Figure 2 Data Sourced from Clinical Studies Across Provinces
Figure 2 Data Sourced from Clinical Studies Across Provinces

Regardless of the lack of national data, clinical studies across provinces paint a grim picture. In the context of the data situation in Pakistan, it is not appropriate to make a comparison among rural and urban areas. Nonetheless, these studies highlight the problem prevalent in urban areas; depression is very common across Pakistan’s major cities and needs to be addressed promptly, starting with data collection and analysis.


Pakistan is not the only country with a persistent suicide problem. It shares its borders with countries with similar social and economic attributes, that are also posing a similar case study on the topic as Pakistan. Unlike Pakistan, its neighbors have steadily decreased their suicide mortality rate, with China showing the most progression. For China, urbanization uplifted life standards drastically, and instead of contributing to the problem, it levitated the country out of it. This is owed largely to the recognition of the causes of mental distress, which in this case was poverty.

Figure 3 Data Source: World Development Indicators
Figure 3 Data Source: World Development Indicators

India has fared moderately, but it still maintains a two-figure suicide mortality rate.

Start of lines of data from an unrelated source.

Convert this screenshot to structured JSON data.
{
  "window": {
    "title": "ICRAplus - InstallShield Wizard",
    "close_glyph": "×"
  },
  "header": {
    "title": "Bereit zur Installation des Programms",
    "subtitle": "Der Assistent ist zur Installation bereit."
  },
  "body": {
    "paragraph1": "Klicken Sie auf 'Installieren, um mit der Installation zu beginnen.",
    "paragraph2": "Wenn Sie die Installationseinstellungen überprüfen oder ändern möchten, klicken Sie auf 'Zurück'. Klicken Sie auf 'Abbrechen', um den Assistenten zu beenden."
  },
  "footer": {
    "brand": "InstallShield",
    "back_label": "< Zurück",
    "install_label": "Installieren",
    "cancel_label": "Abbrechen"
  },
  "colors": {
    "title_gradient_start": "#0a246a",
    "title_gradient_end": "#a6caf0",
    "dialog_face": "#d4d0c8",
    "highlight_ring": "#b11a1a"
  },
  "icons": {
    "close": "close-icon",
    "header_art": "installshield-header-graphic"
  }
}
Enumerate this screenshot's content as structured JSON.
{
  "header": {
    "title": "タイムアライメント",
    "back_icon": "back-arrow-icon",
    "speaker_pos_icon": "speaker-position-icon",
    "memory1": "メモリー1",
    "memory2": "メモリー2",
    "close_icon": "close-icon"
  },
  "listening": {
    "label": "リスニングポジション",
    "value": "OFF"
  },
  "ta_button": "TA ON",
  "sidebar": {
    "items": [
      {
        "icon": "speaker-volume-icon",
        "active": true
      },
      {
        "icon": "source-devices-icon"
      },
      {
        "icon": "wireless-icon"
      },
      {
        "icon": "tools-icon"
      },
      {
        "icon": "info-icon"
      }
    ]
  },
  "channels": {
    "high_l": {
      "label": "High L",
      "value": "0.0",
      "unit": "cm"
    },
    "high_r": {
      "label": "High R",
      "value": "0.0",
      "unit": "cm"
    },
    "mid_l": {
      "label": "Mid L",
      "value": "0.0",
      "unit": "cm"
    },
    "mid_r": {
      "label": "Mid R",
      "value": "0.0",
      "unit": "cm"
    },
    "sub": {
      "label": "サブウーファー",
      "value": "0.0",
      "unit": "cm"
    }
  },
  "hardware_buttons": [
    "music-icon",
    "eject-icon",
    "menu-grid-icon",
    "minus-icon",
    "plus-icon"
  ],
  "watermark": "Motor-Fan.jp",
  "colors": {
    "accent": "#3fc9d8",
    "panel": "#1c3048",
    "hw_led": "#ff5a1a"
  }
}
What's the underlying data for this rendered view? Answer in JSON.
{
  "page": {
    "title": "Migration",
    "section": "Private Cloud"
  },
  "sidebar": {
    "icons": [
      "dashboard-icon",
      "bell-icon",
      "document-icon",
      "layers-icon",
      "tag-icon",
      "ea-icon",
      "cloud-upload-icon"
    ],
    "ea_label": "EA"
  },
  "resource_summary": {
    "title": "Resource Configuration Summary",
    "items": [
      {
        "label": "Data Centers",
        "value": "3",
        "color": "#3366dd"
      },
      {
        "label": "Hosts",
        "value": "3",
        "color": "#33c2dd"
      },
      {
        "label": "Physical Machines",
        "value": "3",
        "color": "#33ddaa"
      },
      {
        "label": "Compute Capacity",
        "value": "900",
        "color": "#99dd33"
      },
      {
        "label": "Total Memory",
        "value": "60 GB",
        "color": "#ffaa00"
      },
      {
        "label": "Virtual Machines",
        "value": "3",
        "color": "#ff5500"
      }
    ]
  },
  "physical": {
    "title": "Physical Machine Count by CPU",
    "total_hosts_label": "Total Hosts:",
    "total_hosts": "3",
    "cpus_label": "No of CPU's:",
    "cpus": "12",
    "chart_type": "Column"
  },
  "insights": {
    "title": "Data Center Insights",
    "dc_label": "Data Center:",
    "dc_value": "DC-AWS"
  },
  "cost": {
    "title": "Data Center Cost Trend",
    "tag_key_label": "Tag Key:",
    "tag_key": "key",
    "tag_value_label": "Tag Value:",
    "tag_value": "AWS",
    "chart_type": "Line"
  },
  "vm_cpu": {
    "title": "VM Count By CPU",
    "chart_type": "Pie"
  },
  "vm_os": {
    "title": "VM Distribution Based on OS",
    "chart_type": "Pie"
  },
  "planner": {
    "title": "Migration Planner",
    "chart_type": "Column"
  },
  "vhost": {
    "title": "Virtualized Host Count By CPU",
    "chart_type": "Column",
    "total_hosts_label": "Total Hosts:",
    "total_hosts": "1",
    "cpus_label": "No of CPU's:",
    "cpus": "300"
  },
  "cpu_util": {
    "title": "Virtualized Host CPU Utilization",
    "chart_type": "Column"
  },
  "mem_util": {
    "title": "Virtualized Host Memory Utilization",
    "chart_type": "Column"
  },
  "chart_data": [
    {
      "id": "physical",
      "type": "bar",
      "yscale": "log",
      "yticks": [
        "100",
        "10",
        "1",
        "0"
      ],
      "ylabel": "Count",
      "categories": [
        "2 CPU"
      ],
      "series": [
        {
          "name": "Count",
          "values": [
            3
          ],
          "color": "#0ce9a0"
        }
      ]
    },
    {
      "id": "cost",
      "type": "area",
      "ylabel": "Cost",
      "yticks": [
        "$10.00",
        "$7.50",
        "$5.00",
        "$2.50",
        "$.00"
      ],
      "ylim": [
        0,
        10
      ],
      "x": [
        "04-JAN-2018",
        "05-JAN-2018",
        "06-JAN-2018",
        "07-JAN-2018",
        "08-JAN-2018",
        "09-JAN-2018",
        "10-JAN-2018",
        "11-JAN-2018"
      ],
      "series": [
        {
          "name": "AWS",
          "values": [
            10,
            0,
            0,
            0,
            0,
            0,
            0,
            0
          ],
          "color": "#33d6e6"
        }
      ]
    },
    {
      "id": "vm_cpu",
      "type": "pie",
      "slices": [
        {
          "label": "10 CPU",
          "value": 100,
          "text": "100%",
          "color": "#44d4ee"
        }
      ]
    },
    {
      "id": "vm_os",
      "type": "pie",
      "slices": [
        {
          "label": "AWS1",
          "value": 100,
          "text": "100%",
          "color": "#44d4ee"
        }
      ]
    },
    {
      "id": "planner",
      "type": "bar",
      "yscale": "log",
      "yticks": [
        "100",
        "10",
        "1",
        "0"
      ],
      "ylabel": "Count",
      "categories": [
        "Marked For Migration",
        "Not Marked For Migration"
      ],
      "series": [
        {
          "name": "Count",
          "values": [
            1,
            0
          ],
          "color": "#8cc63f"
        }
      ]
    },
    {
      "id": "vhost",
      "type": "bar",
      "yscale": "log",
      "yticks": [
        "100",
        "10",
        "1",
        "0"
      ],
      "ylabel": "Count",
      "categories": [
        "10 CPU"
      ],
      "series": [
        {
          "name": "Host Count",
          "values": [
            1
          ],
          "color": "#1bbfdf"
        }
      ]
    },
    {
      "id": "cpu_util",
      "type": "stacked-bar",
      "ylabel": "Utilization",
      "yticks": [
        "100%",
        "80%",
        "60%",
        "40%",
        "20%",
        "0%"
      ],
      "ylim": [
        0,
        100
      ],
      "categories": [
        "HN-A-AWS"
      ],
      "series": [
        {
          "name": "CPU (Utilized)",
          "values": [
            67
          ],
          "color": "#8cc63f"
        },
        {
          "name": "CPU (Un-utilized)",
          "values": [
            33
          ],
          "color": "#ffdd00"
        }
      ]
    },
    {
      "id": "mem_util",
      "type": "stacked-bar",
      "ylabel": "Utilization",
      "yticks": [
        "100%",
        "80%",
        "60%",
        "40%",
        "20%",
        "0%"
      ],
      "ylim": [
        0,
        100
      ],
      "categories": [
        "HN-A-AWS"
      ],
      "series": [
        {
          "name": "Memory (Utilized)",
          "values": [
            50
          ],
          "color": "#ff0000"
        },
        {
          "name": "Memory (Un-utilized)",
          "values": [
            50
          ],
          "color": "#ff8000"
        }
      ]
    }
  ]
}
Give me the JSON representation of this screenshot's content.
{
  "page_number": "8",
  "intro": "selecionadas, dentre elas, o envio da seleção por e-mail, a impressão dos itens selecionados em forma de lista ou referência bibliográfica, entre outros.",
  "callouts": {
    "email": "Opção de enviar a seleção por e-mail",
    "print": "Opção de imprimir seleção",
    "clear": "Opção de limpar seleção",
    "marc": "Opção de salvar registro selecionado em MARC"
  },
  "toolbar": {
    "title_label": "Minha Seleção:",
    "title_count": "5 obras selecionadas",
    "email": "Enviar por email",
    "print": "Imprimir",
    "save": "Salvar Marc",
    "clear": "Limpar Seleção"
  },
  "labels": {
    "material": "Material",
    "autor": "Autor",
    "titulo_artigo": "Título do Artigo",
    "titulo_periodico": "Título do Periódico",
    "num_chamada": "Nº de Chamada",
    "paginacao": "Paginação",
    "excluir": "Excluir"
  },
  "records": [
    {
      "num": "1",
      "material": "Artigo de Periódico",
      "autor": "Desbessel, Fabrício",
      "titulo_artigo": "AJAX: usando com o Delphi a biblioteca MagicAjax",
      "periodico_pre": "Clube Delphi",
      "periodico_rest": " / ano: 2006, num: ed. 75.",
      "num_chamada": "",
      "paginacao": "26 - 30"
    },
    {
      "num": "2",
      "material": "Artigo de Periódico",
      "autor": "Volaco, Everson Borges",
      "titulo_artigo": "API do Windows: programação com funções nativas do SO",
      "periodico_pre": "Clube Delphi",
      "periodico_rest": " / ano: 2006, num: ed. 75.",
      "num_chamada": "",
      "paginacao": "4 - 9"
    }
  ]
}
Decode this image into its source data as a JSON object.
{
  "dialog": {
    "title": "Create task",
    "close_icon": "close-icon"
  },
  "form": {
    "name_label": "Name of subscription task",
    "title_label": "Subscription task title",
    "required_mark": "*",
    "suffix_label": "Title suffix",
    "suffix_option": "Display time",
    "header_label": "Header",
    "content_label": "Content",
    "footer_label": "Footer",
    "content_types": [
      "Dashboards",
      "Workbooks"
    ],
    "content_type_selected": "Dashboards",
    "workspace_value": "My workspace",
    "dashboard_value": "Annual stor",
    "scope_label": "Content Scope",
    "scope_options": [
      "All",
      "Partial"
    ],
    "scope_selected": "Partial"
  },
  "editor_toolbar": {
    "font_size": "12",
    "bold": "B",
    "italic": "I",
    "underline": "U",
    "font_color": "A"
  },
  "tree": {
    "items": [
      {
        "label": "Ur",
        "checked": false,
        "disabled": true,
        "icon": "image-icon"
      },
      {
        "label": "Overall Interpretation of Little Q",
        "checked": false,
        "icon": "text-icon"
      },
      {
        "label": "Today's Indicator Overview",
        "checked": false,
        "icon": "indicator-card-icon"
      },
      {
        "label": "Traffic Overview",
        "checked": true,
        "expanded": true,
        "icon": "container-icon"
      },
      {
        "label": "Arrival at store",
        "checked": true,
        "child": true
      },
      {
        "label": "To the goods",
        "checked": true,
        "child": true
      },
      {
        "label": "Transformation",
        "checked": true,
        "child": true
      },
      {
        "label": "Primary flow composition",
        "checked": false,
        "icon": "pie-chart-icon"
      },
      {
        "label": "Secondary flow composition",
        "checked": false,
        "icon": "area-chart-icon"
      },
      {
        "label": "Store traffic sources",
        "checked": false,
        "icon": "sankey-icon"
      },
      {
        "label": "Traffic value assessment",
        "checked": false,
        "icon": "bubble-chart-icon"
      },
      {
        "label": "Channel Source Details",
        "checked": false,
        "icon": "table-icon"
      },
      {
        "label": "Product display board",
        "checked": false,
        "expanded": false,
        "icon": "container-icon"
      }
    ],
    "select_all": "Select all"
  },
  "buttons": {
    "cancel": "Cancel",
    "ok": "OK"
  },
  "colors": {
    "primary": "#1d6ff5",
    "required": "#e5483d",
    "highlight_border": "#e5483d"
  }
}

Its failure to crack down on this issue is attributed to a lack of systematic attention and state machinery, while studies show a high tendency of mental distress and suicide among the urban poor. Urbanization thus contributes heavily to drivers of suicide in India.

On the other hand, Bangladesh has only improved marginally. Its reasons for such a performance hit close to home; there is no suicide surveillance infrastructure to date and no such studies are carried out by the state. Despite that, there is abundant evidence that urbanization deeply correlates with the deterioration of mental health in Bangladesh, with financial and academic pressures being front-runners.


It is no surprise that South Asian countries have lagged in the development of infrastructure for mental health. Developing countries tend to prioritize economic growth over qualitative indicators of growth, but these factors can significantly affect economic growth itself. A country’s human resource is its defining force in achieving sustainability in development; if a country’s citizens are not healthy, the economy will not be healthy.

Keeping in mind the importance of its human resource, Pakistan needs to review its policies and lax approach towards their health, particularly mental health. The first step of any decision-making is the collection of data; Pakistan needs to address the issue by first acknowledging it. There should be a proper recording of persons seeking mental health facilities, so adequate provision of these facilities can be made possible. It is the state’s responsibility to provide psychiatric healthcare affordably; such a facility is globally perceived as a luxury while its afflictions are the worst for the poor.

There is also a pressing need to include deaths by suicide in national statistics; pretending a problem does not exist will not end it. Cases of suicides should use psychology experts in their investigation, so the cause of the action can be unearthed. Research bodies in the country should be supported by the state to carry out national-level studies to not only gauge the extent of the problem but also understand the underlying motivators and suggest viable solutions.

Unfortunately, a big aspect of the mental health problem in South Asian countries is the stigma attached to it. A social destigmatizing campaign is a dire need in Pakistan; an increased level of acceptance by individuals and institutions can help break from the invisible bonds of shame and denial regarding mental illnesses, which will ensure healthier citizens and increased welfare.

The world has moved past conventional measures of development and poverty and is now working by a multi-dimensional definition that takes the public’s happiness and satisfaction into account. Pakistan, as well as other developing countries, need to incorporate such an approach into their plans, to make sure that it complies with international standards and keeps up with the times.